Actions Taken by the Federal Government
Laws Proposed by Congress

Legislative Actions

Legislation that Supports Equity and Justice

  • HR 946 would allow all eligible voters to vote by mail in federal elections.

Harmful Legislation

  • HR 133 would end taxpayer funding of presidential campaigns, making candidates more dependent on donations from wealthy individuals and corporations.

  • HR 634 The House Administration Committee voted to eliminate the Election Assistance Commission, which is the federal agency that works to help administer elections. It is the only federal agency that makes sure that voting machines can't be hacked.[3]

See also the State and Local Pages for state-by-state legislative tracking.

Making It Harder to Vote (Voter Suppression)

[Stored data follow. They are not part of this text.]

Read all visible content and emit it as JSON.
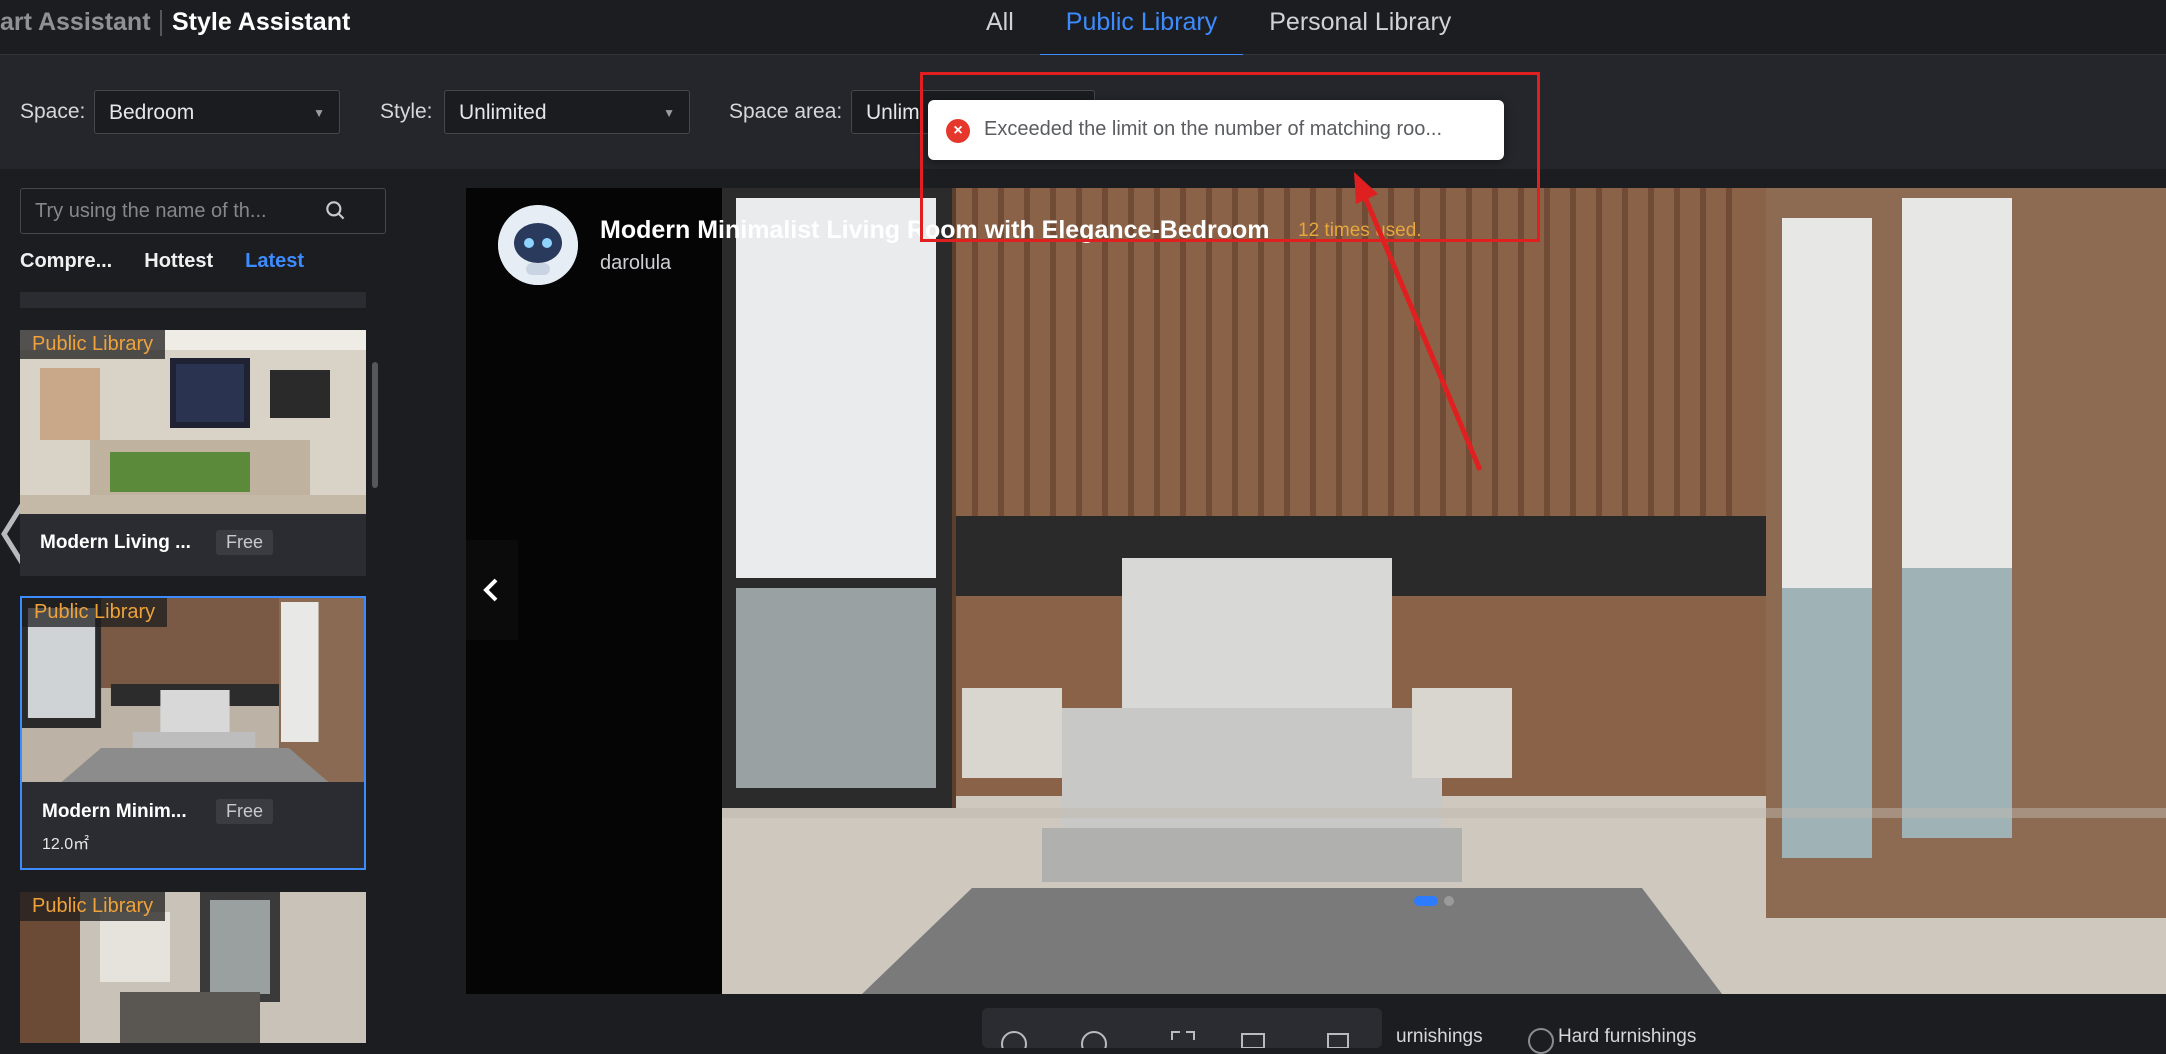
{
  "header": {
    "brand_left": "art Assistant",
    "brand_right": "Style Assistant",
    "tabs": [
      {
        "label": "All",
        "active": false
      },
      {
        "label": "Public Library",
        "active": true
      },
      {
        "label": "Personal Library",
        "active": false
      }
    ]
  },
  "filters": {
    "space": {
      "label": "Space:",
      "value": "Bedroom"
    },
    "style": {
      "label": "Style:",
      "value": "Unlimited"
    },
    "area": {
      "label": "Space area:",
      "value": "Unlimi"
    }
  },
  "sidebar": {
    "search_placeholder": "Try using the name of th...",
    "sort_tabs": [
      {
        "label": "Compre...",
        "active": false
      },
      {
        "label": "Hottest",
        "active": false
      },
      {
        "label": "Latest",
        "active": true
      }
    ],
    "cards": [
      {
        "badge": "Public Library",
        "title": "Modern Living ...",
        "price": "Free",
        "area": "",
        "selected": false
      },
      {
        "badge": "Public Library",
        "title": "Modern Minim...",
        "price": "Free",
        "area": "12.0㎡",
        "selected": true
      },
      {
        "badge": "Public Library",
        "title": "",
        "price": "",
        "area": "",
        "selected": false
      }
    ]
  },
  "viewer": {
    "title": "Modern Minimalist Living Room with Elegance-Bedroom",
    "times_used": "12 times used.",
    "author": "darolula",
    "carousel": {
      "count": 2,
      "active_index": 0
    }
  },
  "bottom_bar": {
    "soft": "urnishings",
    "hard": "Hard furnishings"
  },
  "toast": {
    "type": "error",
    "message": "Exceeded the limit on the number of matching roo..."
  },
  "colors": {
    "accent": "#3d8cff",
    "badge": "#f0a23a",
    "error": "#e5372b",
    "annotation": "#e02020"
  }
}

Voter suppression is creating laws and requirements that make it more difficult to vote. For example, voter ID laws are a common way to make it more challenging to vote by creating strict requirements on the types of ID (i.e. a driver license but not a student ID from a state university) that affects some people more than others. People with disabilities, in particular, are thought to be the "canaries in the coal mine" when it comes to policies that make it more difficult to vote, which is especially troubling given that up to 35% of all people will need accommodations to vote in the next 25 years.[4] Voter ID laws have been found unconstitutional in some states after challenges from the Obama Justice Department, most notably in North Carolina, where courts found explicit discriminatory intent.[5] Voter ID laws disproportionately reduces turnout among people of color, who tend to vote Democratic:

  • Interstate Voter Crosscheck Program. This program was started by Kansas Secretary of State Kris Kobach in 2007 and is now practiced in 27 states. Kansas combines voter registrant lists from all 27 states and purges "duplicates". All that is required to appear on this list are duplicate first name, last name and birth date. The result has been massive voter purging. Greg Palast has been done investigative journalism on this controversial program in his documentary called The Best Democracy Money Can Buy. Use this link to check if you are registered as a "double voter" on the Interstate Voter Crosscheck list. [6]

Trump/GOP agenda

  • Trump has supported the use of Voter ID laws,[7] challenged early voting,[8] and falsely claimed that 3 to 5 million undocumented immigrants cast votes during the 2016 election.[9]
  • Attorney General Jeff Sessions has a record of prosecuting civil rights activists for trying to register voters,[10] calling the Voting Rights Act "a piece of intrusive legislation,"[11] opposing legislation to expand voting rights to formerly incarcerated individuals,[12] and supporting Voter ID laws.[13] So, reporting suggests the Trump administration's agenda will likely focus on supporting voter restrictions, further weakening protections within the Voting Rights Act, and targeting organizations that register people to vote and other groups in the name of alleged "voter fraud" (which almost never occurs).[14]
  • According to the Brennan Center, at least 308 bills to enhance voting access have been introduced in 36 states. Meanwhile, at least 46 bills to restrict access to registration and voting have been introduced in 21 states. Go to State and Local Pages to view the bills currently being considered in your state.

36 states are considering bills that expand voting access [1]. 21 states are considering bills that restrict voting access [2].


  • 2/27/2017: Early reporting suggests the DOJ will switch sides in Texas voter ID case to defend the discriminatory law. Voter ID laws have been found to suppress black and Hispanic voter turnout.

Make Your Vote Count Less (Gerrymandering)

For both federal and state elections, states are divided into districts and the district then elects people to represent them in state or federal government. At least once a decade, district lines are redrawn to ensure that each district has about the same number of people. Ideally, redistricting should secure a district’s residents’ best interest and provide meaningful representation. However, gerrymandering is the deliberate manipulation of district lines that will influence the outcome of elections and thus protect/change political power. While the re-drawing effort is sometimes a bipartisan effort, one party can control the process in some states to secure their power. In turn, communities can be divided in this process into multiple districts at the expense of their interests. Redistricting essentially determines which party controls local, state, and national political power, so gerrymandering can affect political representation across the country on multiple levels. The next redistricting efforts will take place after the 2020 census. State lawmakers will propose redistricting reforms that can impact crucial state elections. Hold your line drawers or state legislators accountable and demand fair representation in all upcoming elections. [15]



  • 3/10/2017: The U.S. District Court for the Western District of Texas handed down a 2-1 decision in "Perez v. Abbot", finding that four Texas districts had been drawn in a way that violated the Voting Rights Act and Constitution because they were drawn with a racially discriminatory intent. The majority opinion stated that some redistricting was "intended to dilute Hispanic voters opportunity to elect their candidate of choice."[16]
  • 3/1/2017: The Supreme Court handed down its decision in Bethune Hill v. Virginia State Board of Elections, instructing the Federal District Court of Eastern Virginia to reconsider whether 11 of 12 districts amounted to a race-based gerrymander. Though the Court did not rule these districts were unconstitutional, it commanded the District Court to use a standard which makes a race-based gerrymander easier to prove.[17]